特撮映画「女吸血鬼」(1959)・舞台演劇のようなホラー

1959年に公開された特撮映画「女吸血鬼」をレビュー。

この作品を視聴する方法もご紹介します。

どうぞ、最後までお付き合いください。

目次

「女吸血鬼」とは?

画像引用元:Amazon

作家・橘 外男さんが1958年に発表した「地底の美肉」という小説を映画化したホラー作品。

原作本をAmazonで探してみたところ、中古本(上掲した写真)が、なんと20,000円から取引されているというレアなもの。ちなみに最高額は68,550円だった(いずれもAmazon)。
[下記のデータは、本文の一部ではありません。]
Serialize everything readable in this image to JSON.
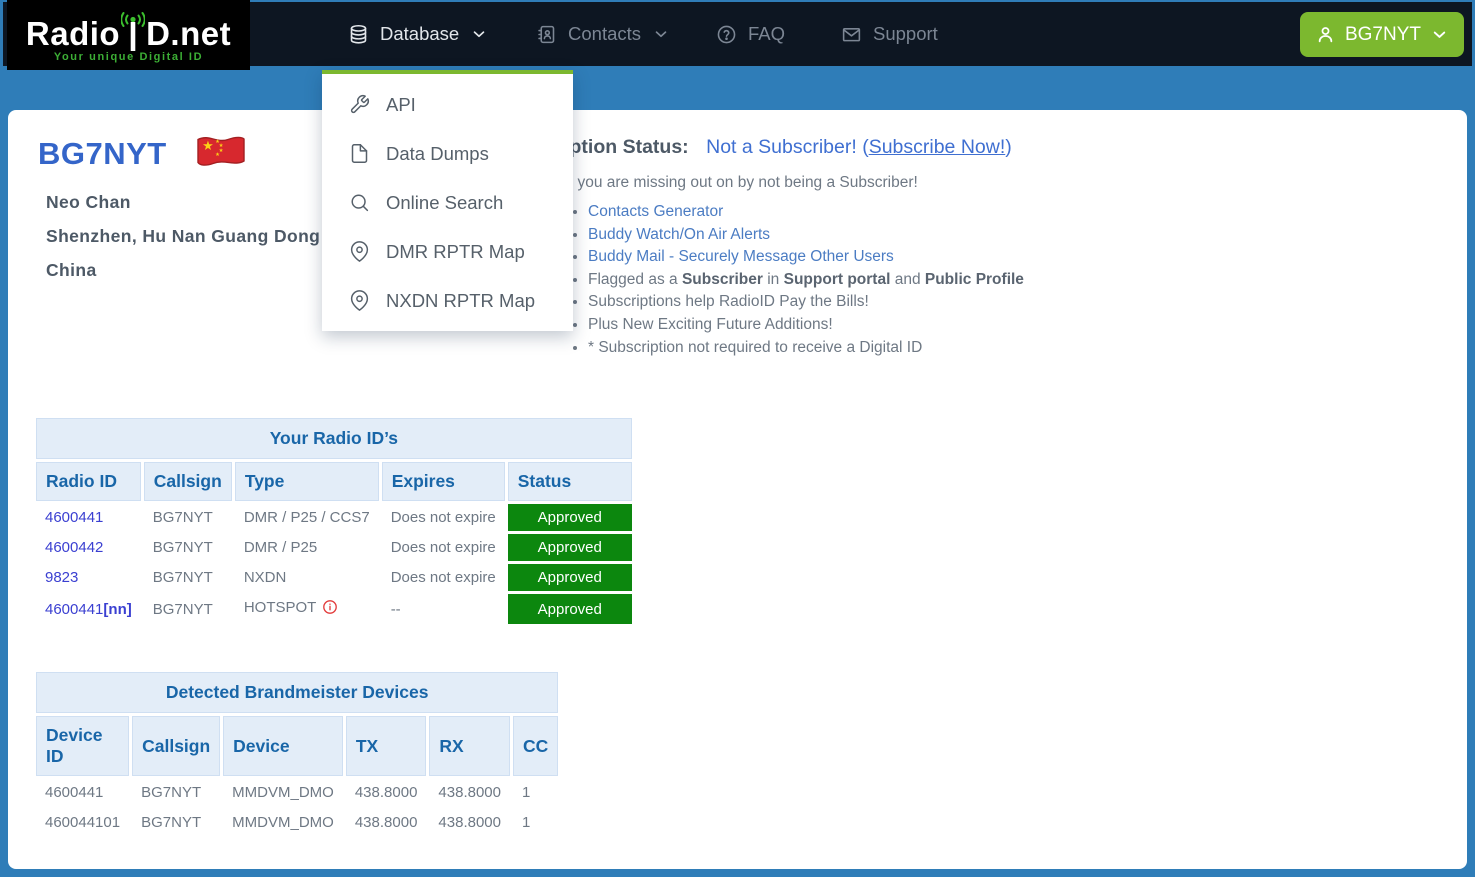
{
  "nav": {
    "logo": {
      "part1": "Radio",
      "part2": "D.net",
      "tagline": "Your unique Digital ID"
    },
    "items": {
      "database": "Database",
      "contacts": "Contacts",
      "faq": "FAQ",
      "support": "Support"
    },
    "user_button": "BG7NYT"
  },
  "dropdown": {
    "items": {
      "api": "API",
      "data_dumps": "Data Dumps",
      "online_search": "Online Search",
      "dmr_map": "DMR RPTR Map",
      "nxdn_map": "NXDN RPTR Map"
    }
  },
  "profile": {
    "callsign": "BG7NYT",
    "name": "Neo Chan",
    "address": "Shenzhen, Hu Nan Guang Dong",
    "country": "China"
  },
  "subscription": {
    "heading": "Subscription Status:",
    "status": "Not a Subscriber!",
    "subscribe_prefix": "(",
    "subscribe_link": "Subscribe Now!",
    "subscribe_suffix": ")",
    "intro": "Features you are missing out on by not being a Subscriber!",
    "benefits": {
      "link1": "Contacts Generator",
      "link2": "Buddy Watch/On Air Alerts",
      "link3": "Buddy Mail - Securely Message Other Users",
      "flagged_t1": "Flagged as a ",
      "flagged_b1": "Subscriber",
      "flagged_t2": " in ",
      "flagged_b2": "Support portal",
      "flagged_t3": " and ",
      "flagged_b3": "Public Profile",
      "item5": "Subscriptions help RadioID Pay the Bills!",
      "item6": "Plus New Exciting Future Additions!",
      "item7": "* Subscription not required to receive a Digital ID"
    }
  },
  "radio_table": {
    "title": "Your Radio ID’s",
    "columns": [
      "Radio ID",
      "Callsign",
      "Type",
      "Expires",
      "Status"
    ],
    "rows": [
      {
        "id": "4600441",
        "callsign": "BG7NYT",
        "type": "DMR / P25 / CCS7",
        "expires": "Does not expire",
        "status": "Approved"
      },
      {
        "id": "4600442",
        "callsign": "BG7NYT",
        "type": "DMR / P25",
        "expires": "Does not expire",
        "status": "Approved"
      },
      {
        "id": "9823",
        "callsign": "BG7NYT",
        "type": "NXDN",
        "expires": "Does not expire",
        "status": "Approved"
      },
      {
        "id": "4600441",
        "id_suffix": "[nn]",
        "callsign": "BG7NYT",
        "type": "HOTSPOT",
        "expires": "--",
        "status": "Approved"
      }
    ]
  },
  "bm_table": {
    "title": "Detected Brandmeister Devices",
    "columns": [
      "Device ID",
      "Callsign",
      "Device",
      "TX",
      "RX",
      "CC"
    ],
    "rows": [
      {
        "device_id": "4600441",
        "callsign": "BG7NYT",
        "device": "MMDVM_DMO",
        "tx": "438.8000",
        "rx": "438.8000",
        "cc": "1"
      },
      {
        "device_id": "460044101",
        "callsign": "BG7NYT",
        "device": "MMDVM_DMO",
        "tx": "438.8000",
        "rx": "438.8000",
        "cc": "1"
      }
    ]
  },
  "icons": [
    "database-icon",
    "contacts-icon",
    "question-icon",
    "envelope-icon",
    "user-icon",
    "chevron-down-icon",
    "antenna-icon",
    "wrench-icon",
    "file-icon",
    "search-icon",
    "map-pin-icon",
    "china-flag",
    "info-icon"
  ],
  "colors": {
    "page_bg": "#2f7db8",
    "nav_bg": "#0d1622",
    "accent_green": "#7cb82f",
    "logo_green": "#3cae35",
    "status_green": "#0c870e",
    "table_header_blue": "#1966a8",
    "callsign_blue": "#3465c9",
    "link_blue": "#3f6fd1",
    "id_link_blue": "#3a3fd1",
    "danger_red": "#e23b3b"
  }
}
こういった金銭的な事情で原作は読むことができていないため、映画がこの小説に忠実なのかどうかは不明だが、日本的な吸血鬼映画としては、まとまっていたと思う。

「特撮」という観点では、1959年(今から60年以上も前!)の作品ということで技術的な部分はお察しだが、モノクロの映像ならではの美しさと不気味さがホラー映画としての雰囲気を盛り上げているように感じた。

ストーリー

新聞記者の大木は、婚約者のバースデイ・パーティーのため、婚約者宅に向かう途中で不思議な体験をする。

乗っていたタクシーが、道行く女性をはねてしまったのだが、はねられたその女性が消えてしまったのだ。
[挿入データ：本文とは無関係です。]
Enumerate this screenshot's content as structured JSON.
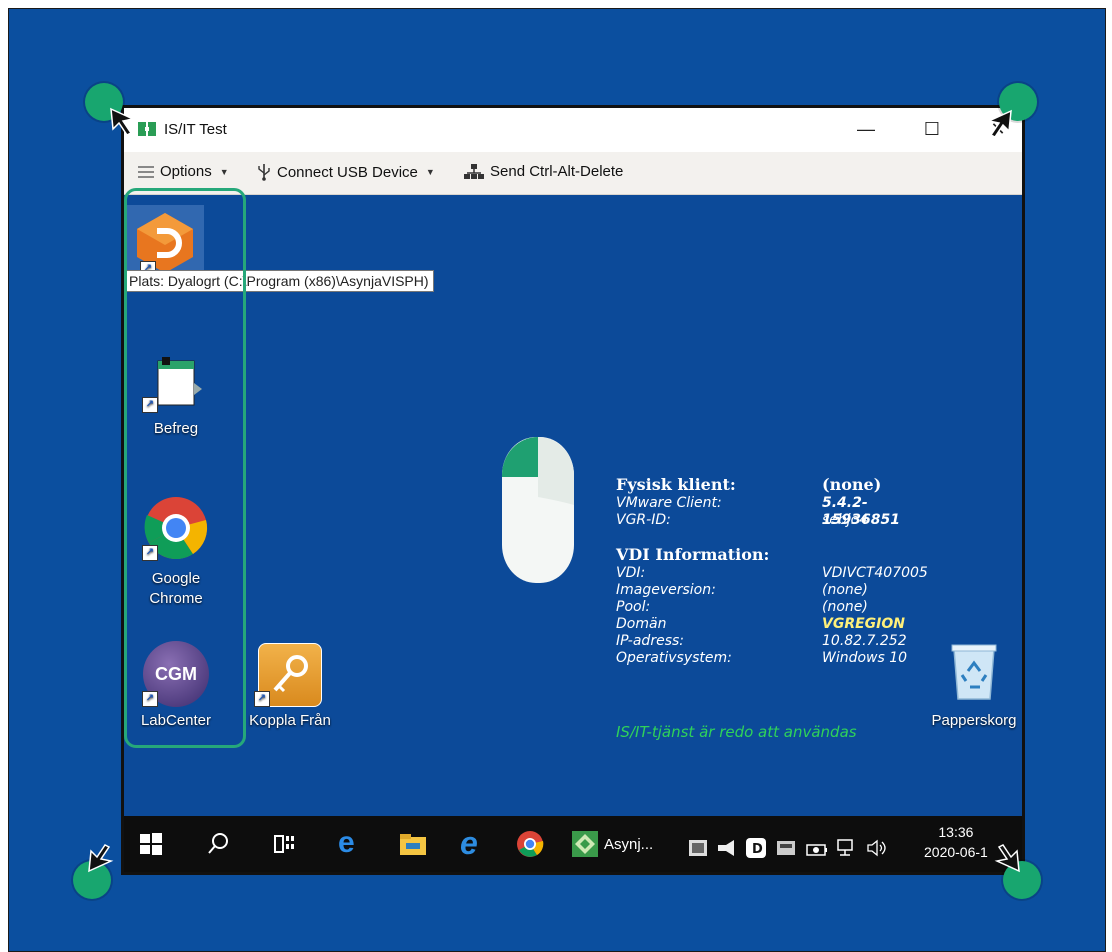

大木が婚約者宅に到着すると、20年前に失踪したという婚約者の母・美和子が、当時と変わらぬ姿で現れる。

ちょうどその頃、2つの事件が世間を賑わせる。

1つは、とあるホテルで起きた女性の惨殺事件。

もう1つは、絵画展に出展されていた謎の絵描きによる裸婦画の盗難事件。

別々と思われるこれら2つの事件が、実は同一犯によるものだったことは後に明らかとなるのだが、その盗まれた裸婦画が、大木家に送られてくる。その絵をひとめ見るなり、青ざめる美和子。

それは美和子の絵だったからだ。

20年前のこと。天草四郎の子孫である美和子は、夫との旅行中、竹中という天草四郎の家臣だった男に囚われてしまう。竹中は吸血鬼となり、数百年を生き抜いてきた男だった。美和子は当時の姫の生まれ変わりらしく、彼女を慕っていた竹中の手で永遠の若さを与えられていたのだ。

竹中が描いた美和子の裸婦画が、竹中のもとを逃げ出してきた美和子の家に送られてきたということは、行方を突き止められたということである。

ほどなく美和子は、竹中によって連れ去られてしまう。

その美和子を救出するため、九州島原に向かう大木と婚約者。

吸血鬼・竹中との対決の結末は? 美和子の運命は?

感想

「女吸血鬼」というタイトルから、当然、「カーミラ」のような女吸血鬼が人を襲う作品だと思っていたが、そうではなく、吸血鬼として人を襲うのは天草四郎の家臣であった竹中という男のみ。

美和子は「永遠の若さを手に入れた」と言われているため、おそらく同様に吸血鬼になっていたのかな? と推察できるが、人を襲うどころか、最後まで竹中の一方的な寵愛を受ける「姫」でしかなかった。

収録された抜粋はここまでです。